На лестнице он уже знал: это был Стась Чиж.
— Ну, как ты? — спросил Спыхала, когда они вышли во двор.
— Да ничего, как видишь,— усмехнувшись, спокойно ответил Чиж.— Встречаемся на том же самом месте.
— Только спустя четверть века.
— Такой уж это беспокойный век. Они пошли вместе. Чиж встревожился.
— Мы должны расходиться поодиночке,— робко напомнил он Спыхале.
Казимеж засмеялся.
— Да ты только посмотри вокруг,— сказал он,— на нас и внимания-то никто не обратит.
Офицеры шли медленно, их обгоняли люди помоложе. Это были сотни молодых мужчин и женщин, которые торопились на свои сборные пункты. Многие юноши — в сапогах, куртках, с рюкзаками за плечами. Чуть не у каждого — чемодан, сумка или большой сверток. Карманы плащей оттопыривались. Навстречу частенько попадались немецкие патрули, которые делали вид, будто ничего не замечают.
На улице Жабьей они зашли в маленькую кофейню (называлась она «Люля»), почти совсем пустую в эту пору, и сели за столик в углу. С минуту они молча разглядывали друг друга, как бы заново знакомясь. Лицо Чижа, казалось, окаменело. Морщины сходились у плотно сжатого рта, а губы, в молодости довольно пухлые и розовые — Казимеж хорошо это помнил,— стали теперь тонкими и упрямыми. Спыхала отметил про себя, что они производят просто неприятное впечатление. Ему жаль было того свежего и очень розовощекого мужчину: сейчас перед ним сидел какой-то серый и совершенно незнакомый человек. Но, обнаружив в Стасе эти перемены, он, однако, не сделал для себя никаких выводов. Потом он упрекал себя. В самом деле, для дипломата это было непростительной ошибкой.

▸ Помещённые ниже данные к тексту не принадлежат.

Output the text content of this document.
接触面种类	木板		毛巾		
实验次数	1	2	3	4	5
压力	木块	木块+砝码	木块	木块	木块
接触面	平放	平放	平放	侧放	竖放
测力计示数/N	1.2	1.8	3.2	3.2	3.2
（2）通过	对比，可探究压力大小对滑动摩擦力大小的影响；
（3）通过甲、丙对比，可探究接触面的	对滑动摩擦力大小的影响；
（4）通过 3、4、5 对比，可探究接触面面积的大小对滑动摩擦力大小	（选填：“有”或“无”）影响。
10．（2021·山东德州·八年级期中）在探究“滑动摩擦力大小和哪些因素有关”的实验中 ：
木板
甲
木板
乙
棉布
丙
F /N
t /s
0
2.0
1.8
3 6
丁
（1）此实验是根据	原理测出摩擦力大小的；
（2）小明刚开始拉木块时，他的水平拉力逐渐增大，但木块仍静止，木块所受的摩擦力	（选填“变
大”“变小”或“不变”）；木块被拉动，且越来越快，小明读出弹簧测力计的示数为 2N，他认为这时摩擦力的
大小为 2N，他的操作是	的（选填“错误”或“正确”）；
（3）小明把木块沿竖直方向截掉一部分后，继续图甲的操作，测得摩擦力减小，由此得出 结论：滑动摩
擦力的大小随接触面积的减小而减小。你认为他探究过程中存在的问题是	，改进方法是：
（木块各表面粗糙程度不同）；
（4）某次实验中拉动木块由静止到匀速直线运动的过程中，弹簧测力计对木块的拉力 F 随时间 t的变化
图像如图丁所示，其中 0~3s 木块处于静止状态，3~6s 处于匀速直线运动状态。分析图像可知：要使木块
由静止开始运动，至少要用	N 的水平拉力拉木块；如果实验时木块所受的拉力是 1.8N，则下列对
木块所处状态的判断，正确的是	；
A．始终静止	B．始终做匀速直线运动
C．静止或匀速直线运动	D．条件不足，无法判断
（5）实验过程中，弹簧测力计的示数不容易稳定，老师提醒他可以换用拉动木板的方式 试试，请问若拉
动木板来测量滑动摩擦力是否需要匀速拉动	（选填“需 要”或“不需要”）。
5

Наконец, кладя перчатки на стол возле своей чашки, Спыхала нетерпеливо заговорил:
— Видишь, мы опрометчиво растратили самый ценный капитал нашей операции: внезапность.
Стась Чиж не проронил ни слова, он только беспокойно заерзал на стуле. А Спыхала и не ждал ответа.

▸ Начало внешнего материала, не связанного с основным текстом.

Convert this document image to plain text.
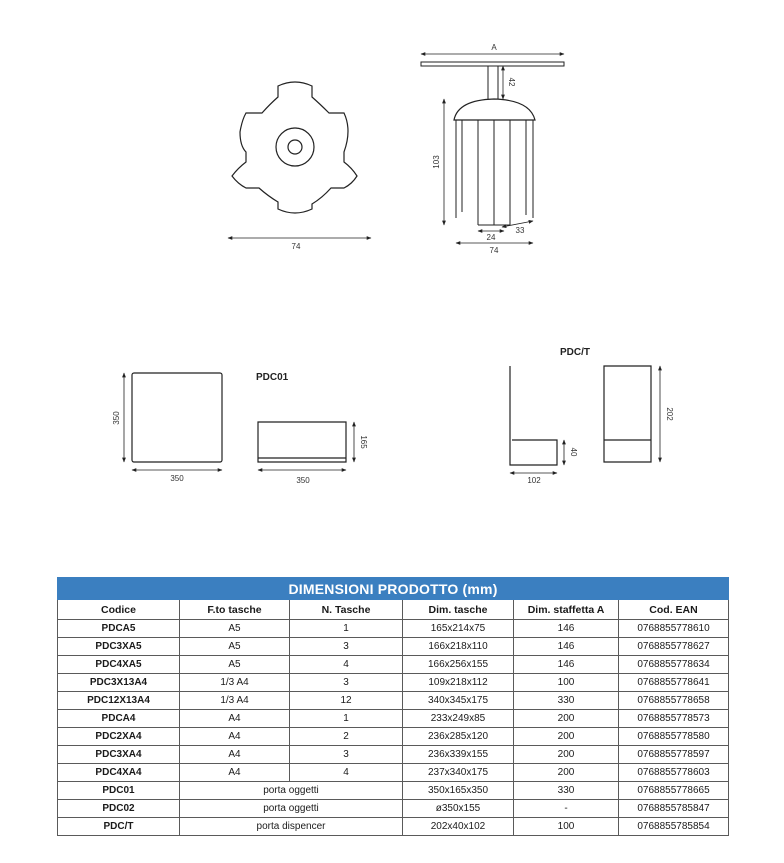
74
A
42
103
24
33
74
PDC01
350
350	350
165
PDC/T
102
40
202
DIMENSIONI PRODOTTO (mm)					
Codice	F.to tasche	N. Tasche	Dim. tasche	Dim. staffetta A	Cod. EAN
PDCA5	A5	1	165x214x75	146	0768855778610
PDC3XA5	A5	3	166x218x110	146	0768855778627
PDC4XA5	A5	4	166x256x155	146	0768855778634
PDC3X13A4	1/3 A4	3	109x218x112	100	0768855778641
PDC12X13A4	1/3 A4	12	340x345x175	330	0768855778658
PDCA4	A4	1	233x249x85	200	0768855778573
PDC2XA4	A4	2	236x285x120	200	0768855778580
PDC3XA4	A4	3	236x339x155	200	0768855778597
PDC4XA4	A4	4	237x340x175	200	0768855778603
PDC01	porta oggetti		350x165x350	330	0768855778665
PDC02	porta oggetti		ø350x155	-	0768855785847
PDC/T	porta dispencer		202x40x102	100	0768855785854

— Ну, рассказывай,— повелительно обратился он к Чижу,— как ты?
— Что я? Попал как кур во щи. До этого был в лесу.
— Верно. Я тебя не видал.
— Да нет, я уж тут болтаюсь не первый день. Просто не встречались.
— Так,— продолжал допрос Спыхала.— А братья?

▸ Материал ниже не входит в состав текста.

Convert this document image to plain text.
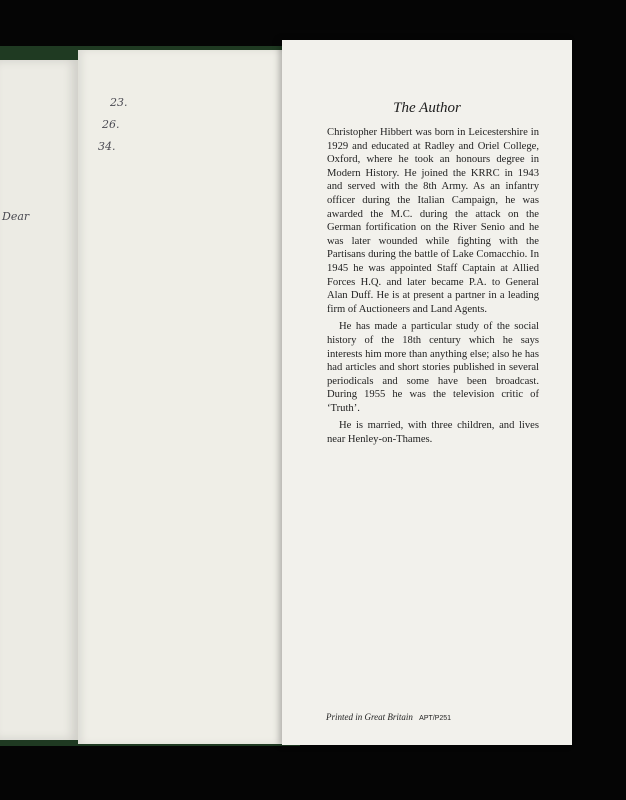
Dear
23.
26.
34.
The Author

Christopher Hibbert was born in Leicestershire in 1929 and educated at Radley and Oriel College, Oxford, where he took an honours degree in Modern History. He joined the KRRC in 1943 and served with the 8th Army. As an infantry officer during the Italian Campaign, he was awarded the M.C. during the attack on the German fortification on the River Senio and he was later wounded while fighting with the Partisans during the battle of Lake Comacchio. In 1945 he was appointed Staff Captain at Allied Forces H.Q. and later became P.A. to General Alan Duff. He is at present a partner in a leading firm of Auctioneers and Land Agents.

He has made a particular study of the social history of the 18th century which he says interests him more than anything else; also he has had articles and short stories published in several periodicals and some have been broadcast. During 1955 he was the television critic of ‘Truth’.

He is married, with three children, and lives near Henley-on-Thames.

Printed in Great Britain APT/P251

— Погибли. Двое — в Катыни, один — в Освенциме. Двое осталось. Один в Лондоне, другой здесь.
— Да, так-то. А что ты делал все эти двадцать лет?
— Мотался по маленьким гарнизонам. Кельцы, Грудзендз.
— Скучал?
— Времени не было. Были жена, сын.
— Теперь нет?
— Теперь нет. Свободен, как птица.
— Да, вот тебе и свобода.
— А ты? Я только фамилию твою встречал... В верхах...
— Надеюсь, ты уже позабыл ее.
— Знаю, ты майор Котляж.
— Верно.
Они внимательно посмотрели друг на друга.
— Ну и что ты на все это скажешь? — спросил Казимеж.
— Что я? Я мелкая сошка,— с наигранной скромностью проговорил Чиж.
— Мама твоя умерла? — неожиданно спросил Спыхала.
— Умерла.
— А мой отец жив,— словно хвастаясь, сказал Казимеж.
— Правда? — безучастно спросил Чиж, тон его делался все холоднее.
— Ну скажи, что ты думаешь обо всем этом балагане? Чиж неопределенно пожал плечами.
— То говорят, что восстания не будет, то будет. Утром так, днем эдак. Ведь даже приказов вовремя не доставили.
Чиж снова что-то пробормотал.
— Почему?— проговорил он немного погодя.— У них было сегодня целое утро.
— Да помилуй же, что ты,— Спыхала всплеснул руками,— всего несколько часов! Ведь это же должна быть мобилизация. А разве мы можем думать о каком-то наступлении? И с обороной ничего не получится, все выкипит. И баста.
— Те тоже молоды. — Чиж неопределенно кивнул на улицу.
— И оттого, что молоды, они должны гибнуть? Их перережут, как баранов.
— В лучшем случае перестреляют.— Тон Чижа становился все более натянутым.
— Ты ведь слышал, что говорили и сегодня и вчера. Если не хватит оружия, раздать топоры, кирки и ломы. Слышишь,
Стась? — с отчаянием в голосе повторил Спыхала,— топоры, кирки, ломы. После шести лет подготовки — вдруг импровизация.
Чиж не притронулся к кофе. Глаза его все больше сужались.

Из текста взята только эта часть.